Ils font de la musique ensemble depuis plus de 10 ans. En mars dernier, ils ont sorti le troisième album du projet «Yael Naim et David Donatien», Older. Sous le soleil tapant de Solidays où ils se produisaient pour la troisième fois, on leur a demandé comment ils avaient abordé cet opus. Ensemble, forcément.

On a beaucoup qualifié Older comme l’album de la maturité et/ou de la maternité puisque vous êtes devenus parents récemment. Que représente-t-il à vos yeux?

Yael Naim: C’est vrai qu’il plus mûr, c’est aussi le nom d’un morceau. Mais quand ma grand-mère nous a quittés, j’étais préoccupée par le fait de devenir mère à mon tour. C’est bizarre de disparaître d’un coup. Je trouvais que ce mot englobait bien mes préoccupations de ce moment suspendu.

Comment avez-vous commencé à travailler dessus?

David Donatien: Nous avions une liste de morceaux prêts à être enregistrés. En studio, on a commencé à improviser sur des instrus ce qui a effacé la direction de départ. Ca nous a donné un nouvel élan, une nouvelle manière de commencer la création d’un album. Nous n’avions jamais travaillé ainsi, c’était très excitant.

Yael Naim: Excitant car c’était très spontané. Après dix ans de collaboration, on a découvert quelque chose d’autre. Tout change avec le temps, c’est important de renouveler sa façon de travailler.

Est-ce que vous avez déjà essayé de ne pas produire ensemble?

Yael Naim: Dans les moments difficiles, on se dit qu’on devrait faire un break mais on se retrouve toujours quelques heures plus tard!

David Donatien: Nous sommes complémentaires. Quand l’un ne travaille pas avec l’autre, il manque une partie. C’est un compromis.

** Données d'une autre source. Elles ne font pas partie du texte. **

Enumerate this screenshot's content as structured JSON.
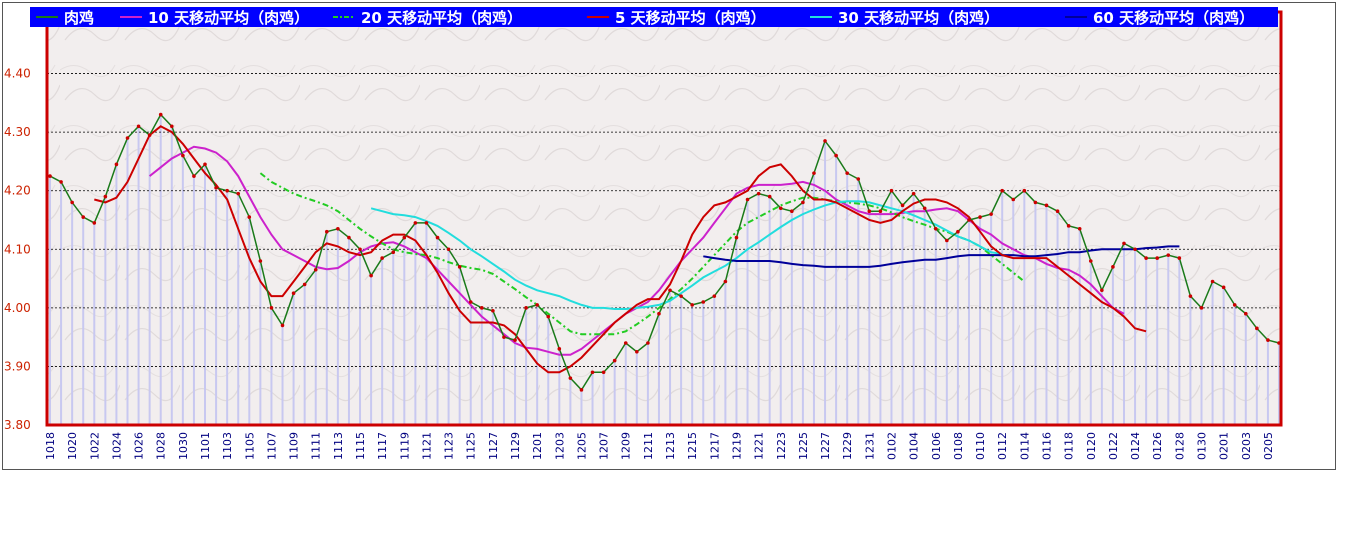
{
  "chart_data": {
    "type": "line",
    "y_ticks": [
      "3.80",
      "3.90",
      "4.00",
      "4.10",
      "4.20",
      "4.30",
      "4.40"
    ],
    "ylim": [
      3.8,
      4.5
    ],
    "x_labels": [
      "1018",
      "1020",
      "1022",
      "1024",
      "1026",
      "1028",
      "1030",
      "1101",
      "1103",
      "1105",
      "1107",
      "1109",
      "1111",
      "1113",
      "1115",
      "1117",
      "1119",
      "1121",
      "1123",
      "1125",
      "1127",
      "1129",
      "1201",
      "1203",
      "1205",
      "1207",
      "1209",
      "1211",
      "1213",
      "1215",
      "1217",
      "1219",
      "1221",
      "1223",
      "1225",
      "1227",
      "1229",
      "1231",
      "0102",
      "0104",
      "0106",
      "0108",
      "0110",
      "0112",
      "0114",
      "0116",
      "0118",
      "0120",
      "0122",
      "0124",
      "0126",
      "0128",
      "0130",
      "0201",
      "0203",
      "0205"
    ],
    "grid": "horizontal dashed",
    "legend_position": "top",
    "series": [
      {
        "name": "肉鸡",
        "color": "#1a7a1a",
        "marker_color": "#cc0000",
        "values": [
          4.225,
          4.215,
          4.18,
          4.155,
          4.145,
          4.19,
          4.245,
          4.29,
          4.31,
          4.295,
          4.33,
          4.31,
          4.26,
          4.225,
          4.245,
          4.205,
          4.2,
          4.195,
          4.155,
          4.08,
          4.0,
          3.97,
          4.025,
          4.04,
          4.065,
          4.13,
          4.135,
          4.12,
          4.1,
          4.055,
          4.085,
          4.095,
          4.12,
          4.145,
          4.145,
          4.12,
          4.1,
          4.07,
          4.01,
          4.0,
          3.995,
          3.95,
          3.945,
          4.0,
          4.005,
          3.985,
          3.93,
          3.88,
          3.86,
          3.89,
          3.89,
          3.91,
          3.94,
          3.925,
          3.94,
          3.99,
          4.03,
          4.02,
          4.005,
          4.01,
          4.02,
          4.045,
          4.12,
          4.185,
          4.195,
          4.19,
          4.17,
          4.165,
          4.18,
          4.23,
          4.285,
          4.26,
          4.23,
          4.22,
          4.165,
          4.165,
          4.2,
          4.175,
          4.195,
          4.17,
          4.135,
          4.115,
          4.13,
          4.15,
          4.155,
          4.16,
          4.2,
          4.185,
          4.2,
          4.18,
          4.175,
          4.165,
          4.14,
          4.135,
          4.08,
          4.03,
          4.07,
          4.11,
          4.1,
          4.085,
          4.085,
          4.09,
          4.085,
          4.02,
          4.0,
          4.045,
          4.035,
          4.005,
          3.99,
          3.965,
          3.945,
          3.94
        ]
      },
      {
        "name": "10 天移动平均（肉鸡）",
        "color": "#cc22cc",
        "start_index": 9,
        "values": [
          4.225,
          4.24,
          4.255,
          4.265,
          4.275,
          4.272,
          4.265,
          4.25,
          4.225,
          4.19,
          4.155,
          4.125,
          4.1,
          4.09,
          4.08,
          4.07,
          4.066,
          4.068,
          4.08,
          4.095,
          4.105,
          4.11,
          4.112,
          4.105,
          4.095,
          4.085,
          4.065,
          4.045,
          4.025,
          4.005,
          3.985,
          3.97,
          3.955,
          3.94,
          3.932,
          3.93,
          3.925,
          3.92,
          3.92,
          3.93,
          3.945,
          3.96,
          3.975,
          3.99,
          4.0,
          4.01,
          4.03,
          4.055,
          4.08,
          4.1,
          4.12,
          4.145,
          4.17,
          4.195,
          4.205,
          4.21,
          4.21,
          4.21,
          4.212,
          4.215,
          4.21,
          4.2,
          4.185,
          4.175,
          4.165,
          4.16,
          4.16,
          4.16,
          4.162,
          4.165,
          4.165,
          4.168,
          4.17,
          4.165,
          4.15,
          4.135,
          4.125,
          4.11,
          4.1,
          4.09,
          4.085,
          4.075,
          4.068,
          4.065,
          4.055,
          4.04,
          4.02,
          4.0,
          3.99
        ]
      },
      {
        "name": "20 天移动平均（肉鸡）",
        "color": "#22cc22",
        "dashed": true,
        "start_index": 19,
        "values": [
          4.23,
          4.215,
          4.205,
          4.195,
          4.188,
          4.182,
          4.175,
          4.165,
          4.15,
          4.135,
          4.122,
          4.11,
          4.1,
          4.095,
          4.092,
          4.09,
          4.085,
          4.078,
          4.072,
          4.068,
          4.065,
          4.058,
          4.045,
          4.032,
          4.018,
          4.005,
          3.99,
          3.975,
          3.96,
          3.955,
          3.955,
          3.955,
          3.955,
          3.96,
          3.972,
          3.985,
          4.0,
          4.015,
          4.032,
          4.05,
          4.07,
          4.09,
          4.11,
          4.13,
          4.145,
          4.155,
          4.165,
          4.175,
          4.182,
          4.188,
          4.188,
          4.185,
          4.182,
          4.18,
          4.178,
          4.175,
          4.17,
          4.163,
          4.155,
          4.148,
          4.142,
          4.135,
          4.13,
          4.122,
          4.115,
          4.105,
          4.09,
          4.075,
          4.06,
          4.045
        ]
      },
      {
        "name": "5 天移动平均（肉鸡）",
        "color": "#cc0000",
        "start_index": 4,
        "values": [
          4.185,
          4.18,
          4.188,
          4.215,
          4.255,
          4.295,
          4.31,
          4.3,
          4.28,
          4.255,
          4.23,
          4.21,
          4.185,
          4.135,
          4.085,
          4.045,
          4.02,
          4.02,
          4.045,
          4.07,
          4.095,
          4.11,
          4.105,
          4.095,
          4.09,
          4.095,
          4.115,
          4.125,
          4.125,
          4.115,
          4.09,
          4.06,
          4.025,
          3.995,
          3.975,
          3.975,
          3.975,
          3.97,
          3.955,
          3.93,
          3.905,
          3.89,
          3.89,
          3.9,
          3.915,
          3.935,
          3.955,
          3.975,
          3.99,
          4.005,
          4.015,
          4.015,
          4.04,
          4.08,
          4.125,
          4.155,
          4.175,
          4.18,
          4.19,
          4.2,
          4.225,
          4.24,
          4.245,
          4.225,
          4.2,
          4.185,
          4.185,
          4.18,
          4.17,
          4.16,
          4.15,
          4.145,
          4.15,
          4.165,
          4.178,
          4.185,
          4.185,
          4.18,
          4.17,
          4.155,
          4.13,
          4.105,
          4.09,
          4.085,
          4.085,
          4.085,
          4.085,
          4.07,
          4.055,
          4.04,
          4.025,
          4.01,
          4.0,
          3.985,
          3.965,
          3.96
        ]
      },
      {
        "name": "30 天移动平均（肉鸡）",
        "color": "#22dddd",
        "start_index": 29,
        "values": [
          4.17,
          4.165,
          4.16,
          4.158,
          4.155,
          4.148,
          4.14,
          4.128,
          4.115,
          4.1,
          4.088,
          4.075,
          4.062,
          4.048,
          4.038,
          4.03,
          4.025,
          4.02,
          4.012,
          4.005,
          4.0,
          4.0,
          3.998,
          3.998,
          4.0,
          4.002,
          4.005,
          4.012,
          4.025,
          4.038,
          4.052,
          4.062,
          4.072,
          4.085,
          4.1,
          4.112,
          4.125,
          4.138,
          4.15,
          4.16,
          4.168,
          4.175,
          4.18,
          4.182,
          4.182,
          4.18,
          4.175,
          4.17,
          4.165,
          4.158,
          4.15,
          4.142,
          4.132,
          4.122,
          4.115,
          4.105,
          4.095,
          4.092
        ]
      },
      {
        "name": "60 天移动平均（肉鸡）",
        "color": "#000099",
        "start_index": 59,
        "values": [
          4.088,
          4.085,
          4.082,
          4.08,
          4.08,
          4.08,
          4.08,
          4.078,
          4.075,
          4.073,
          4.072,
          4.07,
          4.07,
          4.07,
          4.07,
          4.07,
          4.072,
          4.075,
          4.078,
          4.08,
          4.082,
          4.082,
          4.085,
          4.088,
          4.09,
          4.09,
          4.09,
          4.09,
          4.09,
          4.088,
          4.088,
          4.09,
          4.092,
          4.095,
          4.095,
          4.098,
          4.1,
          4.1,
          4.1,
          4.1,
          4.102,
          4.103,
          4.105,
          4.105
        ]
      }
    ]
  },
  "colors": {
    "plot_border": "#cc0000",
    "legend_bg": "#0000ff",
    "legend_text": "#ffffff",
    "bars": "#c8c8f0",
    "bar_marker": "#cc0000"
  }
}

Pourtant, on ne vous voyait pas beaucoup aux débuts…

David Donatien: C’est plus un constat graphique. L’image ne représente pas toujours la réalité. Ca fait 10 ans que nous composons ensemble mais c’est vrai que c’est peut-être plus clair cette fois.

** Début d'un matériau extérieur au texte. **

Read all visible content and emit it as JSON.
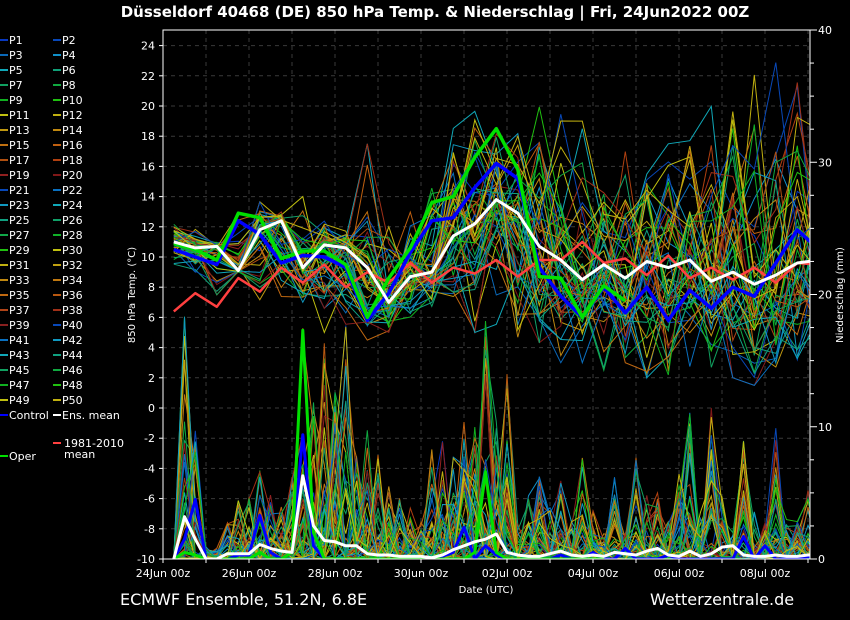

De quelle manière imaginez-vous cet opus sur scène?

Yael Naim : On se projette déjà sur le prochain album, il y a donc souvent un décalage. Les concerts représentent des moments très forts, c’est une relecture de notre travail. On en profite aussi pour jouer des anciens morceaux que nous redécouvrons. On ressent un plaisir incroyable grâce à l’échange avec le public.

Avez-vous des préférences entre le live et le studio?

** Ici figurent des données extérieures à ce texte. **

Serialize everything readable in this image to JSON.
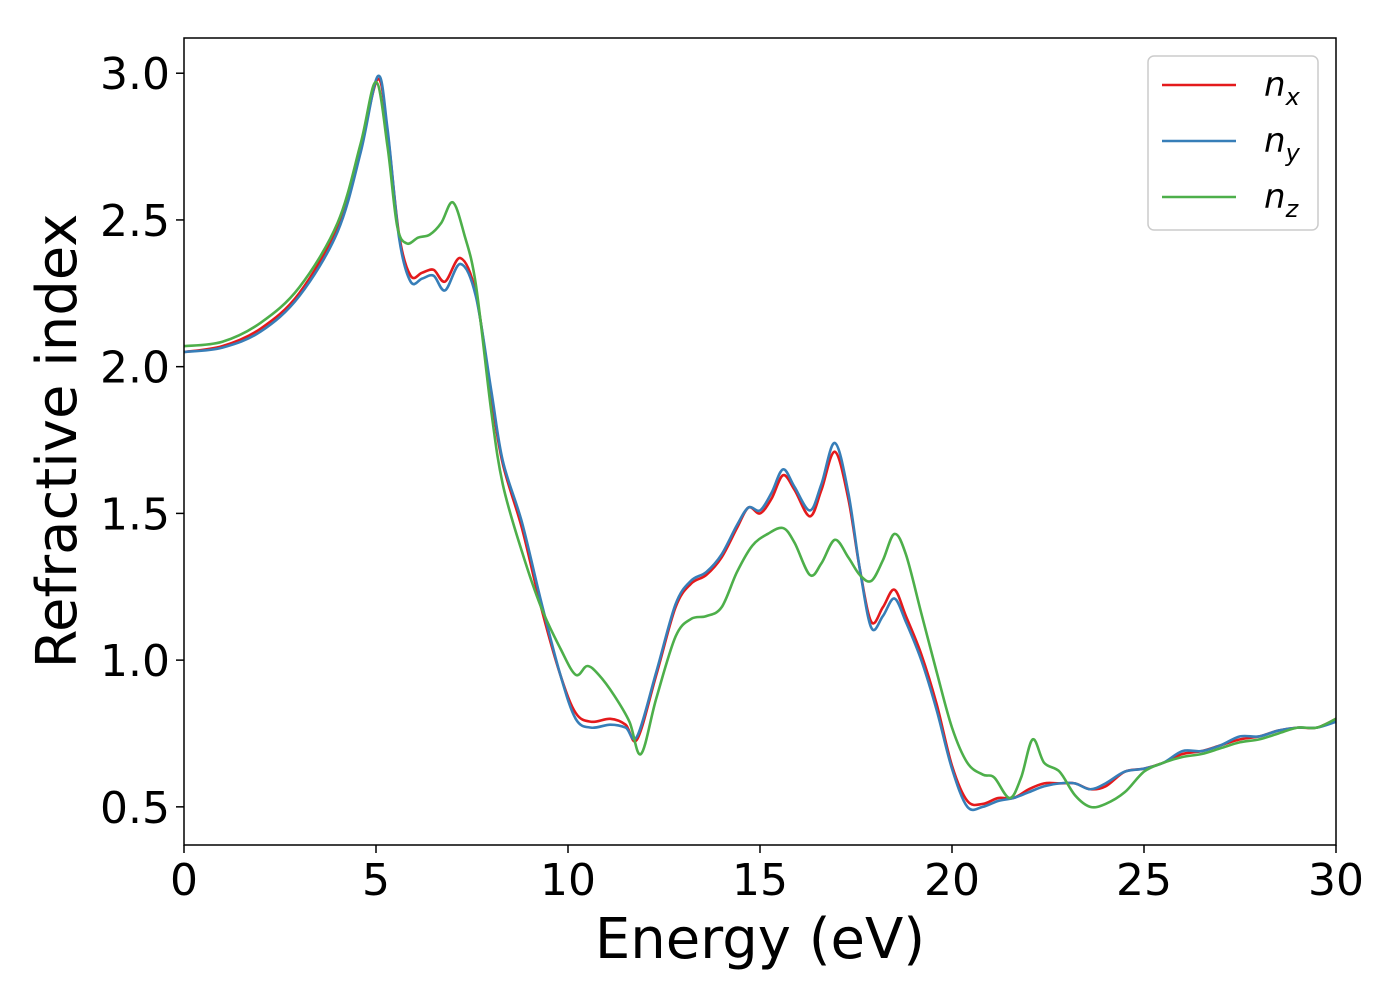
{
  "chart_data": {
    "type": "line",
    "title": "",
    "xlabel": "Energy (eV)",
    "ylabel": "Refractive index",
    "xlim": [
      0,
      30
    ],
    "ylim": [
      0.37,
      3.12
    ],
    "xticks": [
      0,
      5,
      10,
      15,
      20,
      25,
      30
    ],
    "xtick_labels": [
      "0",
      "5",
      "10",
      "15",
      "20",
      "25",
      "30"
    ],
    "yticks": [
      0.5,
      1.0,
      1.5,
      2.0,
      2.5,
      3.0
    ],
    "ytick_labels": [
      "0.5",
      "1.0",
      "1.5",
      "2.0",
      "2.5",
      "3.0"
    ],
    "grid": false,
    "legend_position": "top-right",
    "series": [
      {
        "name": "n_x",
        "label_main": "n",
        "label_sub": "x",
        "color": "#e41a1c",
        "points": [
          [
            0,
            2.05
          ],
          [
            1,
            2.07
          ],
          [
            2,
            2.13
          ],
          [
            3,
            2.25
          ],
          [
            4,
            2.48
          ],
          [
            4.6,
            2.75
          ],
          [
            5.05,
            2.98
          ],
          [
            5.3,
            2.8
          ],
          [
            5.6,
            2.45
          ],
          [
            5.9,
            2.31
          ],
          [
            6.2,
            2.32
          ],
          [
            6.5,
            2.33
          ],
          [
            6.8,
            2.29
          ],
          [
            7.2,
            2.37
          ],
          [
            7.6,
            2.25
          ],
          [
            8.0,
            1.9
          ],
          [
            8.3,
            1.67
          ],
          [
            8.8,
            1.45
          ],
          [
            9.3,
            1.18
          ],
          [
            9.8,
            0.95
          ],
          [
            10.2,
            0.82
          ],
          [
            10.6,
            0.79
          ],
          [
            11.1,
            0.8
          ],
          [
            11.5,
            0.78
          ],
          [
            11.8,
            0.73
          ],
          [
            12.3,
            0.95
          ],
          [
            12.8,
            1.18
          ],
          [
            13.2,
            1.26
          ],
          [
            13.6,
            1.29
          ],
          [
            14.0,
            1.35
          ],
          [
            14.4,
            1.45
          ],
          [
            14.7,
            1.52
          ],
          [
            15.0,
            1.5
          ],
          [
            15.3,
            1.55
          ],
          [
            15.6,
            1.63
          ],
          [
            15.9,
            1.58
          ],
          [
            16.3,
            1.49
          ],
          [
            16.6,
            1.58
          ],
          [
            16.95,
            1.71
          ],
          [
            17.3,
            1.55
          ],
          [
            17.6,
            1.31
          ],
          [
            17.9,
            1.13
          ],
          [
            18.2,
            1.18
          ],
          [
            18.5,
            1.24
          ],
          [
            18.8,
            1.15
          ],
          [
            19.2,
            1.02
          ],
          [
            19.6,
            0.85
          ],
          [
            20.0,
            0.64
          ],
          [
            20.4,
            0.52
          ],
          [
            20.8,
            0.51
          ],
          [
            21.2,
            0.53
          ],
          [
            21.6,
            0.53
          ],
          [
            22.0,
            0.56
          ],
          [
            22.4,
            0.58
          ],
          [
            22.8,
            0.58
          ],
          [
            23.2,
            0.58
          ],
          [
            23.6,
            0.56
          ],
          [
            24.0,
            0.57
          ],
          [
            24.5,
            0.62
          ],
          [
            25.0,
            0.63
          ],
          [
            25.5,
            0.65
          ],
          [
            26.0,
            0.68
          ],
          [
            26.5,
            0.69
          ],
          [
            27.0,
            0.71
          ],
          [
            27.5,
            0.73
          ],
          [
            28.0,
            0.74
          ],
          [
            28.5,
            0.76
          ],
          [
            29.0,
            0.77
          ],
          [
            29.5,
            0.77
          ],
          [
            30.0,
            0.8
          ]
        ]
      },
      {
        "name": "n_y",
        "label_main": "n",
        "label_sub": "y",
        "color": "#377eb8",
        "points": [
          [
            0,
            2.05
          ],
          [
            1,
            2.065
          ],
          [
            2,
            2.12
          ],
          [
            3,
            2.24
          ],
          [
            4,
            2.46
          ],
          [
            4.6,
            2.73
          ],
          [
            5.05,
            2.99
          ],
          [
            5.3,
            2.81
          ],
          [
            5.6,
            2.44
          ],
          [
            5.9,
            2.29
          ],
          [
            6.2,
            2.3
          ],
          [
            6.5,
            2.31
          ],
          [
            6.8,
            2.26
          ],
          [
            7.2,
            2.35
          ],
          [
            7.6,
            2.24
          ],
          [
            8.0,
            1.92
          ],
          [
            8.3,
            1.68
          ],
          [
            8.8,
            1.47
          ],
          [
            9.3,
            1.2
          ],
          [
            9.8,
            0.95
          ],
          [
            10.2,
            0.8
          ],
          [
            10.6,
            0.77
          ],
          [
            11.1,
            0.78
          ],
          [
            11.5,
            0.77
          ],
          [
            11.8,
            0.74
          ],
          [
            12.3,
            0.96
          ],
          [
            12.8,
            1.19
          ],
          [
            13.2,
            1.27
          ],
          [
            13.6,
            1.3
          ],
          [
            14.0,
            1.36
          ],
          [
            14.4,
            1.46
          ],
          [
            14.7,
            1.52
          ],
          [
            15.0,
            1.51
          ],
          [
            15.3,
            1.57
          ],
          [
            15.6,
            1.65
          ],
          [
            15.9,
            1.59
          ],
          [
            16.3,
            1.51
          ],
          [
            16.6,
            1.6
          ],
          [
            16.95,
            1.74
          ],
          [
            17.3,
            1.57
          ],
          [
            17.6,
            1.31
          ],
          [
            17.9,
            1.11
          ],
          [
            18.2,
            1.15
          ],
          [
            18.5,
            1.21
          ],
          [
            18.8,
            1.13
          ],
          [
            19.2,
            1.0
          ],
          [
            19.6,
            0.83
          ],
          [
            20.0,
            0.63
          ],
          [
            20.4,
            0.5
          ],
          [
            20.8,
            0.5
          ],
          [
            21.2,
            0.52
          ],
          [
            21.6,
            0.53
          ],
          [
            22.0,
            0.55
          ],
          [
            22.4,
            0.57
          ],
          [
            22.8,
            0.58
          ],
          [
            23.2,
            0.58
          ],
          [
            23.6,
            0.56
          ],
          [
            24.0,
            0.58
          ],
          [
            24.5,
            0.62
          ],
          [
            25.0,
            0.63
          ],
          [
            25.5,
            0.65
          ],
          [
            26.0,
            0.69
          ],
          [
            26.5,
            0.69
          ],
          [
            27.0,
            0.71
          ],
          [
            27.5,
            0.74
          ],
          [
            28.0,
            0.74
          ],
          [
            28.5,
            0.76
          ],
          [
            29.0,
            0.77
          ],
          [
            29.5,
            0.77
          ],
          [
            30.0,
            0.79
          ]
        ]
      },
      {
        "name": "n_z",
        "label_main": "n",
        "label_sub": "z",
        "color": "#4daf4a",
        "points": [
          [
            0,
            2.07
          ],
          [
            1,
            2.085
          ],
          [
            2,
            2.15
          ],
          [
            3,
            2.27
          ],
          [
            4,
            2.49
          ],
          [
            4.6,
            2.76
          ],
          [
            5.0,
            2.97
          ],
          [
            5.3,
            2.75
          ],
          [
            5.55,
            2.48
          ],
          [
            5.8,
            2.42
          ],
          [
            6.1,
            2.44
          ],
          [
            6.4,
            2.45
          ],
          [
            6.7,
            2.49
          ],
          [
            7.0,
            2.56
          ],
          [
            7.3,
            2.45
          ],
          [
            7.6,
            2.28
          ],
          [
            8.0,
            1.85
          ],
          [
            8.3,
            1.6
          ],
          [
            8.8,
            1.37
          ],
          [
            9.3,
            1.18
          ],
          [
            9.8,
            1.04
          ],
          [
            10.2,
            0.95
          ],
          [
            10.5,
            0.98
          ],
          [
            10.8,
            0.95
          ],
          [
            11.2,
            0.88
          ],
          [
            11.6,
            0.79
          ],
          [
            11.9,
            0.68
          ],
          [
            12.3,
            0.87
          ],
          [
            12.8,
            1.08
          ],
          [
            13.2,
            1.14
          ],
          [
            13.6,
            1.15
          ],
          [
            14.0,
            1.18
          ],
          [
            14.4,
            1.3
          ],
          [
            14.8,
            1.39
          ],
          [
            15.2,
            1.43
          ],
          [
            15.6,
            1.45
          ],
          [
            15.9,
            1.4
          ],
          [
            16.3,
            1.29
          ],
          [
            16.6,
            1.33
          ],
          [
            16.95,
            1.41
          ],
          [
            17.3,
            1.35
          ],
          [
            17.6,
            1.29
          ],
          [
            17.9,
            1.27
          ],
          [
            18.2,
            1.34
          ],
          [
            18.5,
            1.43
          ],
          [
            18.8,
            1.36
          ],
          [
            19.2,
            1.16
          ],
          [
            19.6,
            0.96
          ],
          [
            20.0,
            0.77
          ],
          [
            20.4,
            0.65
          ],
          [
            20.8,
            0.61
          ],
          [
            21.1,
            0.6
          ],
          [
            21.5,
            0.53
          ],
          [
            21.8,
            0.6
          ],
          [
            22.1,
            0.73
          ],
          [
            22.4,
            0.65
          ],
          [
            22.8,
            0.62
          ],
          [
            23.2,
            0.54
          ],
          [
            23.6,
            0.5
          ],
          [
            24.0,
            0.51
          ],
          [
            24.5,
            0.55
          ],
          [
            25.0,
            0.62
          ],
          [
            25.5,
            0.65
          ],
          [
            26.0,
            0.67
          ],
          [
            26.5,
            0.68
          ],
          [
            27.0,
            0.7
          ],
          [
            27.5,
            0.72
          ],
          [
            28.0,
            0.73
          ],
          [
            28.5,
            0.75
          ],
          [
            29.0,
            0.77
          ],
          [
            29.5,
            0.77
          ],
          [
            30.0,
            0.8
          ]
        ]
      }
    ]
  }
}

David Donatien: Le studio est plus confortable car j’aime moins bouger. Néanmoins si on ne fait pas de scène, notre travail ne sert à rien. Et le plaisir se trouve là-bas.

Yael Naim: Nous passons plus de temps en studio pour créer mais si ça ne sort pas, ça peut être très étouffant. Et notre vision de la tournée évolue: concert surprise, création instantanée, orchestre, pas de répétitions…

En concert le 10 juillet au Nice Jazz Festival, le 11 juillet au Montjoux Festival, le 12 juillet au Vercors Music Festival, le 13 juillet aux Francofolies de la Rochelle, le 26 juillet au Paleo Festival, le 27 juillet à l’Albertville Jazz Festival, le 2 août à Fiest’A Sète, le 6 août au festival La Déferlante aux Sables d’Olonne, le 7 août aux Escales de Saint Nazaire, le 12 octobre au Nancy Jazz Pulsations, le 22 octobre au Nuits de Champagne à Troyes, le 7 novembre au Festival Bepop au Mans.